Science & Technology

Human Egg Farms?

How biomedical science does an end run around anti-cloners


Embryonic stem cells taken from mice can be transformed into mouse eggs, according to a report published in the journal Science last week. If it works for mouse cells, many researchers believe that it will work for human cells, too.

In other words, colonies of human embryonic stem cells could potentially be transformed into an unlimited supply of human eggs. Those eggs, in turn, contain the factors needed to jumpstart the process that produces more malleable embryonic stem cells that can be transformed into any type of cell in the body. Thus, we now have the promise of a self-sustaining cycle of stem cell production that does not depend on donor eggs from living women.

This could have important effects on the future of what is being called regenerative medicine. Some day, physicians will be able to transform stem cells into cells and tissue that can replace damaged cells in the patient from whom the original genes were taken. Such cells would be perfect transplants that could repair things such as heart muscle damaged by heart attacks or replace dead brain cells killed by Parkinson's disease. Tens of millions of Americans could benefit from those techniques.

The major technical bottleneck has been the scarcity of human eggs needed to jumpstart the process. Heretofore, human eggs have been harvested from women who undergo hormonal treatments that cause them to superovulate. These treatments are generally unpleasant and may be dangerous to the women's health. Obtaining millions of eggs for stem cell therapies in this way would be neither moral nor practical.

Nevertheless, opponents of human stem cell research painted lurid pictures of women confined to human egg farms forced to produce eggs for avaricious doctors and corporations. Conservative embryonic stem cell opponent Wesley Smith calculated, "Obtaining [800 million] human eggs for [curing diabetes] would involve stimulating the ovaries to hyper-ovulate, which generally produces 7-10 eggs. Assuming a liberal 10 eggs harvested from each procedure, 80 million women of childbearing age would be needed as donors." Feminist Judy Norsigian, the executive director of the Boston Women's Health Book Collective, joined with conservative opponents, citing fears that stem cell therapies would lead to a "massive expansion in the use of women as paid 'egg producers.'" But thanks to the new mouse stem cell work, it appears that donated eggs soon may not be necessary.

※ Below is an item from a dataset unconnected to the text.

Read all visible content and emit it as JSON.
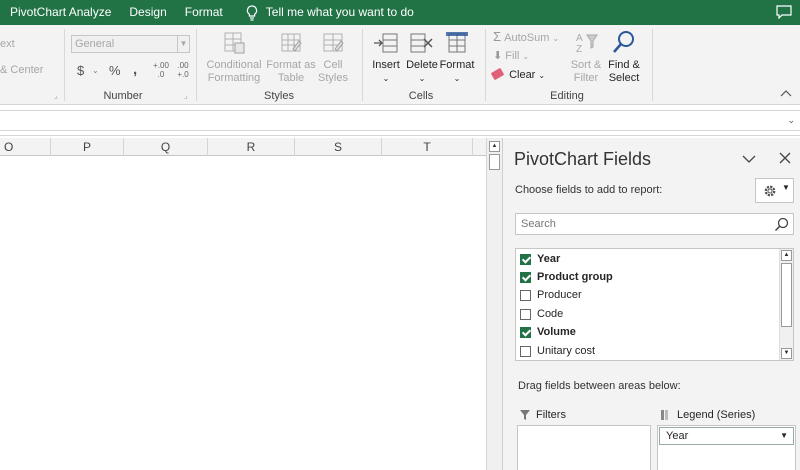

Assuming that human eggs can be produced in mass quantities using embryonic stem cells, that might split the strange bedfellows in the Left-Right coalition against therapeutic cloning. It may also make inroads among those people uncomfortable with therapeutic cloning, because that technique would make it clear that somatic cells (normal body cells) and embryonic cells differ only in the details of their biochemistry and can be transformed from one to another. An embryonic cell is no more a complete human being requiring legal protection than any other body cell.

For those still committed to the idea that every embryo is as morally significant as a living person, the discovery of how to transform embryonic stem cells into eggs will probably have little immediate effect. However, as the details of the biochemistry of embryonic cells, eggs, and somatic cells are further unraveled, the moral intuitions of such opponents may also shift. Even the Roman Catholic Church has changed its opinion about the moral status of early embryos over time and could change it again in light of new scientific information.

The discovery that embryonic stem cells can be transformed into eggs also has implications for human reproduction. For example, it could make human reproductive cloning unnecessary. How? Proponents of reproductive cloning have always believed that it would be a little-used niche treatment for infertility. Now researchers agree that it should be possible to transform embryonic stem cells not only into eggs, but into sperm as well.

One possible future scenario would have an infertile couple using eggs derived from previously existing stem cell lines to produce their own embryonic stem cells. These new stem cells with the genetic material derived from the man and the woman could be transformed into eggs and sperm that could then be combined to form an embryo. The new embryo containing genes from both the man and woman, just like a conventionally produced embryo, could then be implanted in the woman's womb. Gay couples could also use the same technique to produce children sharing both their genes. Of course, this should only be done once the technique has been proven to work safely.

Finally, the discovery of how to transform stem cells into eggs might derail the pernicious anti-cloning bill that has already been passed twice by the House of Representatives and is still pending in the Senate. The pace of biomedical progress may well outstrip the efforts of those who are trying to stifle it.